Ozawa is also co-founder -together with Chen Shaoxiong and Gimhongsok- of the artists’ collective Xijing Men, in which each of them addresses historical events through images, installations or performances.

Vegetable weapons

Among his most notable gastronomic works are the “Nasubi Gallery” series, which consists of portable micro-galleries made from milk crates; his “Museum of Soy Sauce Art,” in which he reproduces masterpieces of historical Japanese art using soy sauce; and, of course, that of “Vegetable Weapon”, centered on photographic portraits of young women holding weapons made from vegetables.

The series begins in 2001, when the artist begins traveling around the world with the goal of capturing young women holding ‘weapons’ made from the ingredients needed to prepare an indigenous hot pot dish. From the image, another sequence follows: that of the ritual in which the actual hot pot is created and shared in community.

Visual satire

The women holding the weapons raise and shape a photographic satire that questions our conception of war, related to ‘absurdity’ and violence. All that frame of horror is replaced here by beauty and the idea of sharing starring a female cast holding ‘weapons’ upright; as if they were about to shoot. Prominent among them is a photo in Fukushima just after the earthquake and accident at the nuclear power plant in March 2011.

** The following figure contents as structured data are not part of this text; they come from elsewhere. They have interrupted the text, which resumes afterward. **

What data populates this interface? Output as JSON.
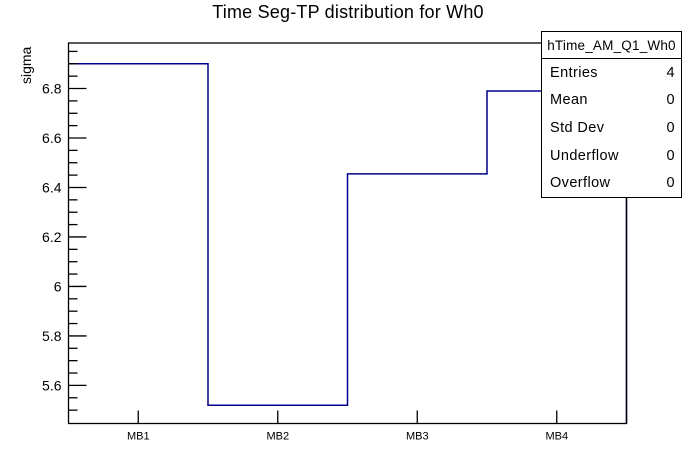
{
  "chart_data": {
    "type": "line",
    "style": "step-histogram",
    "title": "Time Seg-TP distribution for Wh0",
    "categories": [
      "MB1",
      "MB2",
      "MB3",
      "MB4"
    ],
    "values": [
      6.9,
      5.52,
      6.455,
      6.79
    ],
    "xlabel": "",
    "ylabel": "sigma",
    "ylim": [
      5.446,
      6.984
    ],
    "y_major_ticks": [
      {
        "value": 5.6,
        "label": "5.6"
      },
      {
        "value": 5.8,
        "label": "5.8"
      },
      {
        "value": 6.0,
        "label": "6"
      },
      {
        "value": 6.2,
        "label": "6.2"
      },
      {
        "value": 6.4,
        "label": "6.4"
      },
      {
        "value": 6.6,
        "label": "6.6"
      },
      {
        "value": 6.8,
        "label": "6.8"
      }
    ],
    "y_minor_tick_step": 0.05,
    "line_color": "#00008c",
    "frame_color": "#000000",
    "background": "#ffffff",
    "grid": false,
    "legend_position": "none"
  },
  "stats_box": {
    "header": "hTime_AM_Q1_Wh0",
    "rows": [
      {
        "label": "Entries",
        "value": "4"
      },
      {
        "label": "Mean",
        "value": "0"
      },
      {
        "label": "Std Dev",
        "value": "0"
      },
      {
        "label": "Underflow",
        "value": "0"
      },
      {
        "label": "Overflow",
        "value": "0"
      }
    ]
  }
}
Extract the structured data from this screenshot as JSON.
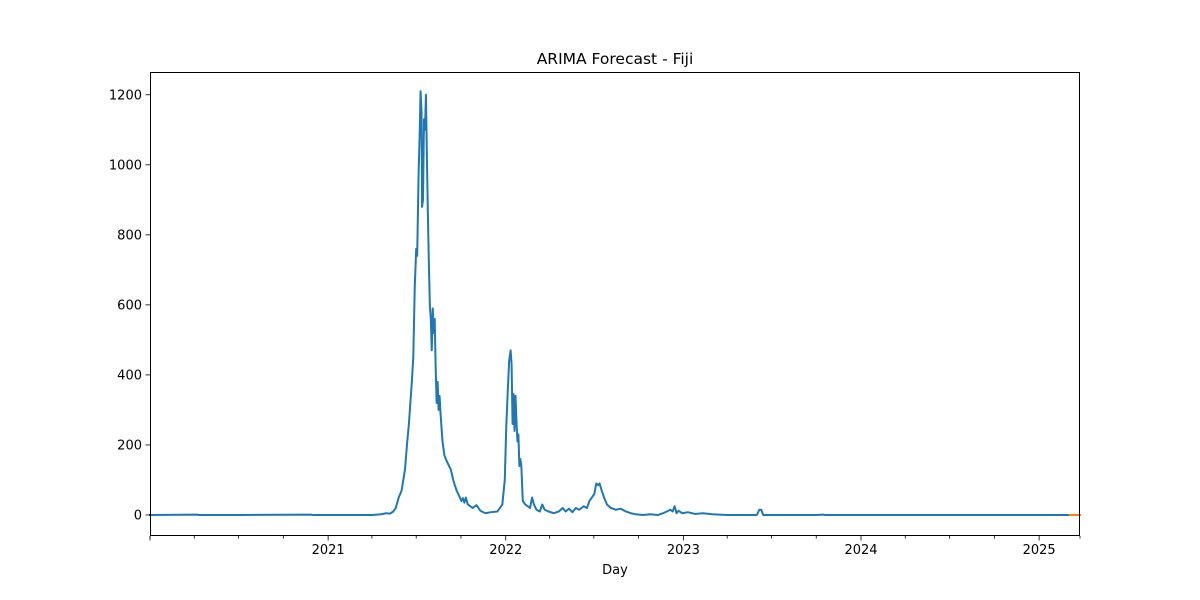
{
  "chart_data": {
    "type": "line",
    "title": "ARIMA Forecast - Fiji",
    "xlabel": "Day",
    "ylabel": "",
    "x_ticks": [
      "2021",
      "2022",
      "2023",
      "2024",
      "2025"
    ],
    "y_ticks": [
      "0",
      "200",
      "400",
      "600",
      "800",
      "1000",
      "1200"
    ],
    "xlim": [
      "2020-01-01",
      "2025-03-26"
    ],
    "ylim": [
      -60,
      1265
    ],
    "grid": false,
    "legend": "none",
    "series": [
      {
        "color": "#1f77b4",
        "points": [
          [
            "2020-01-01",
            0
          ],
          [
            "2020-04-06",
            1
          ],
          [
            "2020-04-12",
            0
          ],
          [
            "2020-07-01",
            0
          ],
          [
            "2020-11-26",
            1
          ],
          [
            "2020-12-01",
            0
          ],
          [
            "2021-04-01",
            0
          ],
          [
            "2021-04-20",
            2
          ],
          [
            "2021-04-30",
            5
          ],
          [
            "2021-05-08",
            4
          ],
          [
            "2021-05-15",
            10
          ],
          [
            "2021-05-20",
            20
          ],
          [
            "2021-05-26",
            50
          ],
          [
            "2021-06-01",
            70
          ],
          [
            "2021-06-08",
            130
          ],
          [
            "2021-06-12",
            200
          ],
          [
            "2021-06-16",
            260
          ],
          [
            "2021-06-18",
            300
          ],
          [
            "2021-06-22",
            380
          ],
          [
            "2021-06-25",
            450
          ],
          [
            "2021-06-28",
            650
          ],
          [
            "2021-07-01",
            760
          ],
          [
            "2021-07-03",
            740
          ],
          [
            "2021-07-06",
            980
          ],
          [
            "2021-07-08",
            1080
          ],
          [
            "2021-07-10",
            1210
          ],
          [
            "2021-07-12",
            1150
          ],
          [
            "2021-07-13",
            880
          ],
          [
            "2021-07-15",
            900
          ],
          [
            "2021-07-17",
            1130
          ],
          [
            "2021-07-19",
            1100
          ],
          [
            "2021-07-21",
            1200
          ],
          [
            "2021-07-23",
            1020
          ],
          [
            "2021-07-25",
            860
          ],
          [
            "2021-07-27",
            720
          ],
          [
            "2021-07-29",
            600
          ],
          [
            "2021-07-31",
            560
          ],
          [
            "2021-08-02",
            470
          ],
          [
            "2021-08-04",
            590
          ],
          [
            "2021-08-06",
            520
          ],
          [
            "2021-08-08",
            560
          ],
          [
            "2021-08-10",
            420
          ],
          [
            "2021-08-12",
            320
          ],
          [
            "2021-08-14",
            380
          ],
          [
            "2021-08-16",
            300
          ],
          [
            "2021-08-18",
            340
          ],
          [
            "2021-08-20",
            290
          ],
          [
            "2021-08-24",
            210
          ],
          [
            "2021-08-28",
            170
          ],
          [
            "2021-09-03",
            150
          ],
          [
            "2021-09-10",
            130
          ],
          [
            "2021-09-16",
            95
          ],
          [
            "2021-09-22",
            70
          ],
          [
            "2021-09-27",
            55
          ],
          [
            "2021-10-02",
            40
          ],
          [
            "2021-10-05",
            48
          ],
          [
            "2021-10-08",
            35
          ],
          [
            "2021-10-11",
            50
          ],
          [
            "2021-10-15",
            30
          ],
          [
            "2021-10-25",
            20
          ],
          [
            "2021-11-02",
            28
          ],
          [
            "2021-11-10",
            12
          ],
          [
            "2021-11-20",
            5
          ],
          [
            "2021-12-01",
            8
          ],
          [
            "2021-12-15",
            10
          ],
          [
            "2021-12-25",
            30
          ],
          [
            "2021-12-30",
            100
          ],
          [
            "2022-01-02",
            250
          ],
          [
            "2022-01-05",
            350
          ],
          [
            "2022-01-08",
            440
          ],
          [
            "2022-01-11",
            470
          ],
          [
            "2022-01-13",
            430
          ],
          [
            "2022-01-15",
            260
          ],
          [
            "2022-01-17",
            345
          ],
          [
            "2022-01-19",
            240
          ],
          [
            "2022-01-21",
            340
          ],
          [
            "2022-01-23",
            270
          ],
          [
            "2022-01-25",
            210
          ],
          [
            "2022-01-27",
            230
          ],
          [
            "2022-01-29",
            140
          ],
          [
            "2022-01-31",
            160
          ],
          [
            "2022-02-02",
            140
          ],
          [
            "2022-02-05",
            40
          ],
          [
            "2022-02-10",
            30
          ],
          [
            "2022-02-15",
            25
          ],
          [
            "2022-02-20",
            20
          ],
          [
            "2022-02-24",
            50
          ],
          [
            "2022-02-28",
            30
          ],
          [
            "2022-03-05",
            15
          ],
          [
            "2022-03-12",
            10
          ],
          [
            "2022-03-17",
            30
          ],
          [
            "2022-03-22",
            15
          ],
          [
            "2022-03-30",
            10
          ],
          [
            "2022-04-10",
            5
          ],
          [
            "2022-04-20",
            10
          ],
          [
            "2022-04-28",
            20
          ],
          [
            "2022-05-04",
            10
          ],
          [
            "2022-05-11",
            18
          ],
          [
            "2022-05-18",
            8
          ],
          [
            "2022-05-25",
            20
          ],
          [
            "2022-06-01",
            15
          ],
          [
            "2022-06-10",
            25
          ],
          [
            "2022-06-17",
            20
          ],
          [
            "2022-06-22",
            40
          ],
          [
            "2022-06-27",
            50
          ],
          [
            "2022-07-02",
            60
          ],
          [
            "2022-07-06",
            90
          ],
          [
            "2022-07-10",
            85
          ],
          [
            "2022-07-13",
            90
          ],
          [
            "2022-07-17",
            70
          ],
          [
            "2022-07-22",
            50
          ],
          [
            "2022-07-28",
            30
          ],
          [
            "2022-08-05",
            20
          ],
          [
            "2022-08-15",
            15
          ],
          [
            "2022-08-25",
            18
          ],
          [
            "2022-09-05",
            10
          ],
          [
            "2022-09-15",
            5
          ],
          [
            "2022-09-25",
            2
          ],
          [
            "2022-10-10",
            0
          ],
          [
            "2022-10-25",
            2
          ],
          [
            "2022-11-10",
            0
          ],
          [
            "2022-11-20",
            5
          ],
          [
            "2022-11-28",
            10
          ],
          [
            "2022-12-05",
            15
          ],
          [
            "2022-12-10",
            10
          ],
          [
            "2022-12-14",
            25
          ],
          [
            "2022-12-18",
            5
          ],
          [
            "2022-12-22",
            12
          ],
          [
            "2022-12-30",
            5
          ],
          [
            "2023-01-10",
            8
          ],
          [
            "2023-01-25",
            3
          ],
          [
            "2023-02-10",
            5
          ],
          [
            "2023-03-01",
            2
          ],
          [
            "2023-04-01",
            0
          ],
          [
            "2023-06-01",
            0
          ],
          [
            "2023-06-06",
            15
          ],
          [
            "2023-06-10",
            15
          ],
          [
            "2023-06-14",
            0
          ],
          [
            "2023-10-01",
            0
          ],
          [
            "2023-10-15",
            1
          ],
          [
            "2023-10-20",
            0
          ],
          [
            "2024-01-01",
            0
          ],
          [
            "2025-03-05",
            0
          ]
        ]
      },
      {
        "color": "#ff7f0e",
        "points": [
          [
            "2025-03-05",
            0
          ],
          [
            "2025-03-26",
            0
          ]
        ]
      }
    ]
  }
}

The work also illustrates the power of interaction, of dialogue as a method of resolving conflicts: a contemporary means of expression with which to bring new meanings to cultural, social and political events. Also to their representative value.

The real essence of this project is based on the act of sharing a meal. In the revolution when it comes to reversing established roles or roles. Now it is women who hold these parodies of war, as a conscious decision of the photographer to highlight gender assumptions in contemporary conflicts.

The photographs in the collection show a variety of foods from different cultures or communities, while the viewer frames the context by their titles: Chapsui/Baguio, Philippines or Parippu (lentil curry) from Sri Lanka/New York.

Ozawa’s vegetable weapons, which are eaten and shared, thus suggest the power of communication and the need to be sensitive to different cultural values and beliefs. Ozawa would launch a reflection on this: ‘Weapons exist to kill people. Although ‘vegetable weapons’ can’t kill anyone…. Which weapons to choose?’